Thursday, October 30, 2008

Marina IR Not Likely To Open Fully In End-'09

Source : The Strait Times, Oct 30, 2008

THE integrated resort (IR) at Marina Bay is unlikely to be fully open for business at the end of next year, sources have said.

An old British-built sea wall on its site, which stands on reclaimed land, is among the problems. It delayed foundation works by three to four months, and then a shortage of labour and the rising cost of building materials also created setbacks.

When the Marina Bay project was awarded to Las Vegas Sands in 2006, its top executives announced that the entire resort would be ready by end-2009 - a departure from the industry practice of opening such mega projects in stages.

But sources now confirm that it is 'several months' behind schedule and that, even if the physical structure can be ready by then, it will be 'impossible' for all its facilities to be fully operational.

The 2,600-room resort with a gross floor area bigger than 70 football fields is supposed to be the new hub for the meetings, incentives, conventions and exhibitions business with its 200 meeting rooms, exhibition hall for 2,000 booths and ballroom for 6,600 diners.

Asked about the delay, Marina Bay Sands general manager George Tanasijevich maintained: 'As previously announced, we are scheduled to launch at the end of 2009.'

But show organisers and wedding couples hoping to book the venue at the end of next year have been turned away.

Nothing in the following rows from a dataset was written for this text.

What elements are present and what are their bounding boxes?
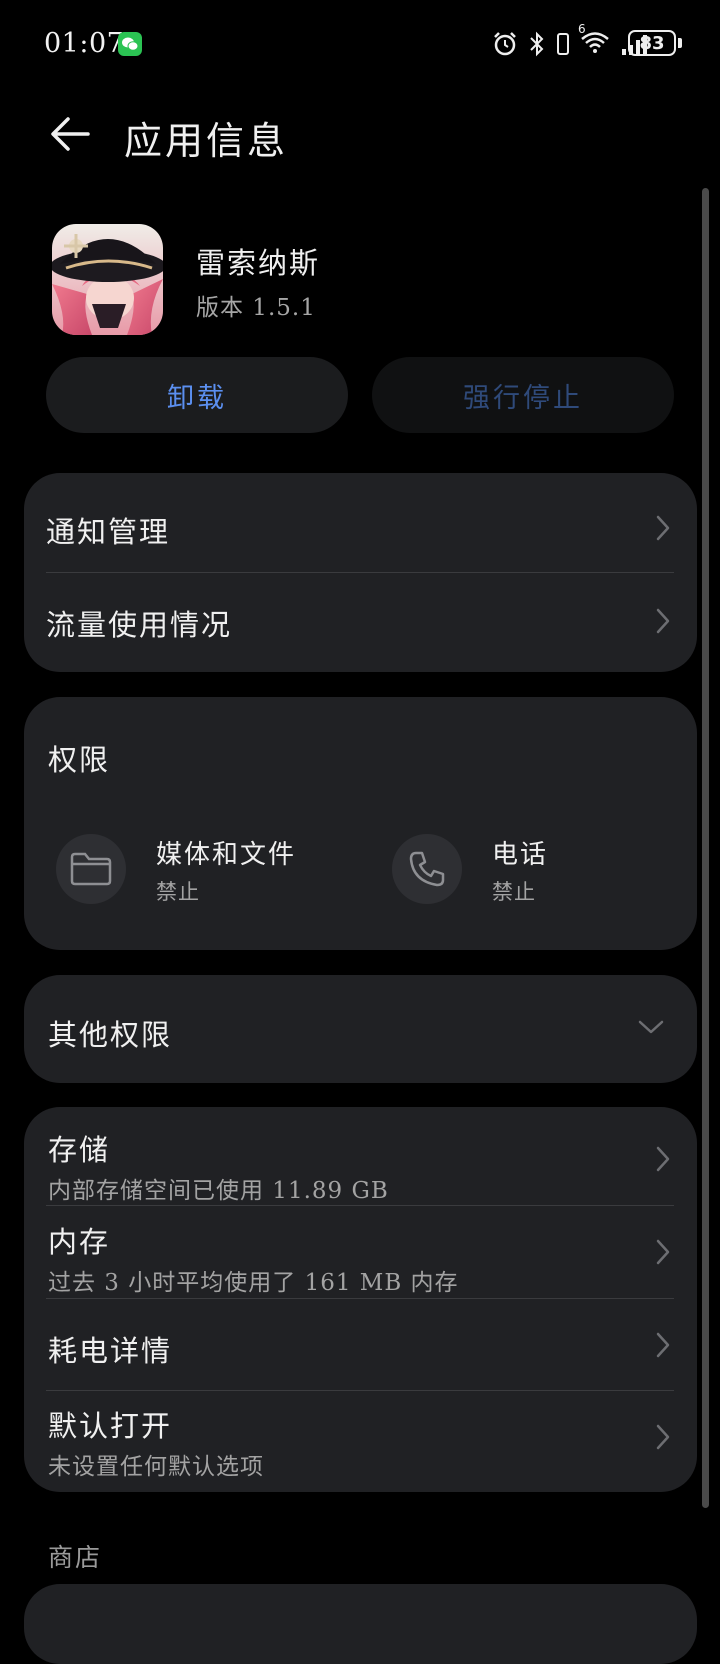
app-version: 版本 1.5.1: [196, 295, 316, 321]
chevron-right-icon: [656, 1424, 670, 1450]
wifi-icon: 6: [578, 22, 610, 58]
permission-status: 禁止: [156, 880, 200, 904]
wechat-notification-icon: [118, 32, 142, 56]
store-section-title: 商店: [48, 1543, 103, 1572]
folder-icon: [70, 852, 112, 886]
scrollbar[interactable]: [702, 188, 709, 1508]
chevron-right-icon: [656, 1332, 670, 1358]
memory-label: 内存: [48, 1225, 111, 1259]
folder-icon-circle: [56, 834, 126, 904]
app-icon: [52, 224, 163, 335]
settings-card-notifications: 通知管理 流量使用情况: [24, 473, 697, 672]
chevron-down-icon: [638, 1020, 664, 1034]
network-type-label: 6: [578, 22, 586, 36]
power-usage-label: 耗电详情: [48, 1334, 173, 1368]
page-title: 应用信息: [124, 119, 289, 163]
vibrate-phone-icon: [557, 33, 569, 55]
status-time: 01:07: [44, 28, 125, 59]
force-stop-button[interactable]: 强行停止: [372, 357, 674, 433]
notification-management-row[interactable]: [24, 473, 697, 571]
settings-card-resources: 存储 内部存储空间已使用 11.89 GB 内存 过去 3 小时平均使用了 16…: [24, 1107, 697, 1492]
memory-sub: 过去 3 小时平均使用了 161 MB 内存: [48, 1270, 459, 1296]
chevron-right-icon: [656, 515, 670, 541]
chevron-right-icon: [656, 1239, 670, 1265]
uninstall-button[interactable]: 卸载: [46, 357, 348, 433]
app-name: 雷索纳斯: [196, 246, 321, 280]
bluetooth-icon: [530, 31, 544, 57]
chevron-right-icon: [656, 1146, 670, 1172]
other-permissions-label: 其他权限: [48, 1018, 173, 1052]
status-icons: 6: [492, 22, 650, 58]
permissions-card: 权限 媒体和文件 禁止 电话 禁止: [24, 697, 697, 950]
arrow-left-icon: [51, 117, 90, 151]
back-button[interactable]: [48, 112, 92, 156]
battery-tip: [678, 38, 682, 48]
default-open-label: 默认打开: [48, 1409, 173, 1443]
permission-phone[interactable]: 电话 禁止: [392, 834, 682, 906]
alarm-icon: [494, 32, 516, 56]
data-usage-row[interactable]: [24, 573, 697, 672]
permissions-title: 权限: [48, 743, 111, 777]
permission-label: 媒体和文件: [156, 840, 297, 870]
permission-status: 禁止: [492, 880, 536, 904]
other-permissions-row[interactable]: 其他权限: [24, 975, 697, 1083]
chevron-right-icon: [656, 608, 670, 634]
default-open-sub: 未设置任何默认选项: [48, 1454, 264, 1480]
phone-icon: [409, 851, 445, 887]
battery-indicator: 83: [628, 30, 676, 56]
storage-label: 存储: [48, 1133, 111, 1167]
permission-label: 电话: [492, 840, 549, 870]
storage-sub: 内部存储空间已使用 11.89 GB: [48, 1178, 389, 1204]
permission-media-files[interactable]: 媒体和文件 禁止: [56, 834, 346, 906]
phone-icon-circle: [392, 834, 462, 904]
store-card[interactable]: [24, 1584, 697, 1664]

Bride-to-be Rachel Law, 27, called the resort in August to ask about holding her wedding dinner there next November and was turned down despite having begged for her booking to be taken.

An event organiser, who said the earliest booking available was for an April 2010 event, asked: 'If they are opening next year, why are they turning away business until 2010?'

Construction woes aside, the free-fall in the stock value of the resort's parent company Las Vegas Sands Corp - from US$178 13 months ago to under US$5 now - has also raised questions about the fate of the US$4.5 billion (S$6.7 billion) project here.

CIMB-GK economist Song Seng Wun, predicting that the gaming sector will be hit by the global recession, said the operators' vulnerability is on everyone's mind.

The collapse of banks like Lehman Brothers Finance Asia and Merrill Lynch International Banks has also put a question mark on the $5.25 billion loan secured by Marina Bay Sands. The two American banks were among the lead arrangers for the loan, along with local banks like DBS Bank, United Overseas Bank and OCBC Bank.

Mr Tanasijevich did not reply to questions on the status of the Singapore loan, nor those on whether the IR will open in phases and when it would accept bookings for events.

Singapore Tourism Board (STB) director of integrated resorts Margaret Teo told The Straits Times the board is monitoring the situation, but did not respond to other queries on penalties or whether the resorts will open in phases.

She said, however, that the STB was working with key agencies and the resorts to resolve potential delays and to enable the resorts' completion.

Analysts note that the two resorts have up to eight years to finish construction, but delays are bound to hurt the Singapore economy because of the 60,000 new jobs and $5.4 billion in revenue that they are expected to generate.

Tourism and gaming consultant Jonathan Galaviz, reckoning the losses to run into millions of dollars every month, said: 'It brings into question the true economic value each bidder promised the Singapore Government in the formal proposal.'

The rules of the awards of the two projects given in 2006 stated that both companies must start construction within three years and complete them in eight years.

They stand to lose their deposits of $200 million each and the Government could repossess the land as a penalty.